C’est du moins ce que rapporte Kate Hilpern du quotidien britannique The Guardian. Elle rapporte l’histoire de Tom Weeds, un jeune Britannique de 18 ans qui a grandi à Leamington Spa au centre du Royaume-Uni. En mai dernier, sa mère a trouvé une note signée de sa main où il écrivait, “Chère famille, Je dois m’éloigner de la famille pour une durée indéterminée, j’ai donc emménagé chez un ami. S’il-vous-plait, ne me contactez pas. Tom.” Cette note aurait été inspirée par Molyneux.

Depuis Barbara, la mère de Tom, est désespérée. Il refuse toujours tout contact avec ses parents. Elle ne comprend toujours pas ce qu’il repproche à sa famille. Son enfance s’est déroulée sans histoire, dit-elle. Au cours d’une conversation toujours disponible pour écoute en ligne, selon le Globe and Mail (je ne l’ai pas retrouvée, le podcast 1034 cité par le Globe ne me semble pas être avec un jeune britannique, l’accent de l’interlocuteur de Molyneux est plutôt nord-américain) Molyneux explique à Tom que s’il est un défenseur acharné des droits des animaux, c’est parce que son père s’en prend parfois au chat de la maison et que sa mère a sans doute voulu avoir un enfant pour que son mari agresse quelqu’un d’autre qu’elle. C’est peu dire que cette conclusion est tirée par les cheveux.
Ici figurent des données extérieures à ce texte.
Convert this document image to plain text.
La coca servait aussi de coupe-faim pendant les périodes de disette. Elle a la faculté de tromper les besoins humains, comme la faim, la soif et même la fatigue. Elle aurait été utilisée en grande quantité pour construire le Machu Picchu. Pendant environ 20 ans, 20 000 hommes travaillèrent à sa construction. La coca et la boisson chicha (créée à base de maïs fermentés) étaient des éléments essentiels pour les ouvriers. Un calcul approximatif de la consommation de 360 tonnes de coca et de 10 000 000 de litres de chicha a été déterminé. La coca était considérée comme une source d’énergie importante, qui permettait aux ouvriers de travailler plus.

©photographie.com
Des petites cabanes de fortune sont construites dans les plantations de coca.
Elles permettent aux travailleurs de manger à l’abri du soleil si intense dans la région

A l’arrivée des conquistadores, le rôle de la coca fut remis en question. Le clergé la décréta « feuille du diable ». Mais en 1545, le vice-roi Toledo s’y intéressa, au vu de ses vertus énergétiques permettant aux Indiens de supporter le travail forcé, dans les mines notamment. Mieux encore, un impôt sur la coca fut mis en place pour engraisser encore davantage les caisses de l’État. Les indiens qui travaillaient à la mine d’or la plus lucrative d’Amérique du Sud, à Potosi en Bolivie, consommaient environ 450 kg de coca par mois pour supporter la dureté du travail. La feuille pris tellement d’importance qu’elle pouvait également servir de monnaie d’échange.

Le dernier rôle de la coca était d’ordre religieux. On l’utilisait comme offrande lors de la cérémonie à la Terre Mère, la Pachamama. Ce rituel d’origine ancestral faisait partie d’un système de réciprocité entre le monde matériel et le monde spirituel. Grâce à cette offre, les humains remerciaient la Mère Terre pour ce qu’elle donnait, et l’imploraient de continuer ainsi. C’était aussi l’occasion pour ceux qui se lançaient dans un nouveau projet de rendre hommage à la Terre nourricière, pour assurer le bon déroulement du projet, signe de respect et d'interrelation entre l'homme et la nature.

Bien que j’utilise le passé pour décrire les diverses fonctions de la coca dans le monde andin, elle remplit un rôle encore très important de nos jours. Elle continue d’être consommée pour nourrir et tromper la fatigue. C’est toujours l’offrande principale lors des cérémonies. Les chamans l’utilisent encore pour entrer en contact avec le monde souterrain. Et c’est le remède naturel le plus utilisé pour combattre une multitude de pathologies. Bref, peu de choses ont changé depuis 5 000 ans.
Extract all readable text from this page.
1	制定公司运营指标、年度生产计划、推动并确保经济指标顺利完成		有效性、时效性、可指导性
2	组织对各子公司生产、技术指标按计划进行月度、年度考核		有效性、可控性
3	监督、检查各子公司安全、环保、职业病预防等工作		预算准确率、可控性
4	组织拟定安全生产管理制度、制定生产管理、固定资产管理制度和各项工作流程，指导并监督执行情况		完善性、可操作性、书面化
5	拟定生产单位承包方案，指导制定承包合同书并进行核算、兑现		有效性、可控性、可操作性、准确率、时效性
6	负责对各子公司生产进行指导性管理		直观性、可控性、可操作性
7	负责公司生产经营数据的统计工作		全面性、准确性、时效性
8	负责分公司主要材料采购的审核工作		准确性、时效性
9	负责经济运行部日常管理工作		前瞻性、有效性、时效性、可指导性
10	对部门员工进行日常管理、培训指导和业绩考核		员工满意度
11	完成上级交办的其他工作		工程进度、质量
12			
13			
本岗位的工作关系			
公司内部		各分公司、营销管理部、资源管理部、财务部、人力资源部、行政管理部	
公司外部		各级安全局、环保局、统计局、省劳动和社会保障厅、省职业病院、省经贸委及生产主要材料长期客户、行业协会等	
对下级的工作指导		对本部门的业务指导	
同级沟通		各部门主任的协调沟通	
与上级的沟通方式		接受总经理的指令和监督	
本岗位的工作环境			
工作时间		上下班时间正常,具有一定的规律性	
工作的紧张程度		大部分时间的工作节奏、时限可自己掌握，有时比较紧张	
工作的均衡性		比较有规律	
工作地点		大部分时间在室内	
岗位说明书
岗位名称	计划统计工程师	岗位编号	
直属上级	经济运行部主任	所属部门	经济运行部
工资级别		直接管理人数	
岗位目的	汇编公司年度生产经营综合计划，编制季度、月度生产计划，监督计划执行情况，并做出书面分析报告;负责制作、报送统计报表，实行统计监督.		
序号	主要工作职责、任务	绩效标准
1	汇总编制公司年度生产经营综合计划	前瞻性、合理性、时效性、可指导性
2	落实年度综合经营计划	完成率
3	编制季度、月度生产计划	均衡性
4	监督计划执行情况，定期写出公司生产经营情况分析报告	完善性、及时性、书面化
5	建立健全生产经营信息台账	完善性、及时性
Il faut dire que Molyneux est passablement remonté contre la famille. Il a lui-même rompu avec ses parents. Interrogé par The Guardian, il affirme que “les relations familliales sont volontaires et vous devriez travailler, si elles vous rendent malheureux, à les améliorer. Et cela donne la motivation aux gens de les améliorer. Mais si vous ne pouvez pas les améliorer, on ne peut pas changer les autres comme chacun sait, vous devriez pouvoir vous désengager de ces relations.”

Avec ce type de discours, encourage-t-il au “defooing”, à l’abandon des liens nous unissant à notre famile d’origine, ou “familly of origin”, “foo” dans le langage de Molyneux ? C’est évidemment l’avis de Barbara et d’autres parents qui n’ont plus de contacts avec leurs enfants influencés par Freedomainradio.com.

L’affaire est en tout cas lucrative pour Molyneux qui vit des revenus générés par ses podcasts. Différents types d’abonnement existent et varient de 10 à 500$ par mois.

Les abonnés au site et les visiteurs sont généralement des ados ou des jeunes gens dans la vingtaine, selon The Guardian. Est-ce tellement étonnant, à l’heure où une jeune génération née avec Internet y trouve un terrain d’expérimentation pour définir son identité. Inutile de rappeler également que cet âge est souvent marqué par une contestation de l’autorité, celle des parents ou d’autres institutions.

Molyneux est aujourd’hui décrit par la presse comme le leader d’une secte en ligne. Il s’en défend, sans doute à raison, mais son succès est réel. Pour Anne, un bloggueur qui se spécialise dans la revue de podcast, Molyneux est le podcasteur le plus prolifique qu’il connaisse notamment grâce au soutien de la communauté en ligne qu’il fédère.

Ce qui laisse craindre que l’influence de Molyneux sur ses fidèles est en vérité plus grande qu’il ne le confesse. Il prône l’affranchissement, mais il suffit d’écouter ses conversations avec certains de ses auditeurs pour se rendre compte que c’est un e-gourou écouté avec ferveur.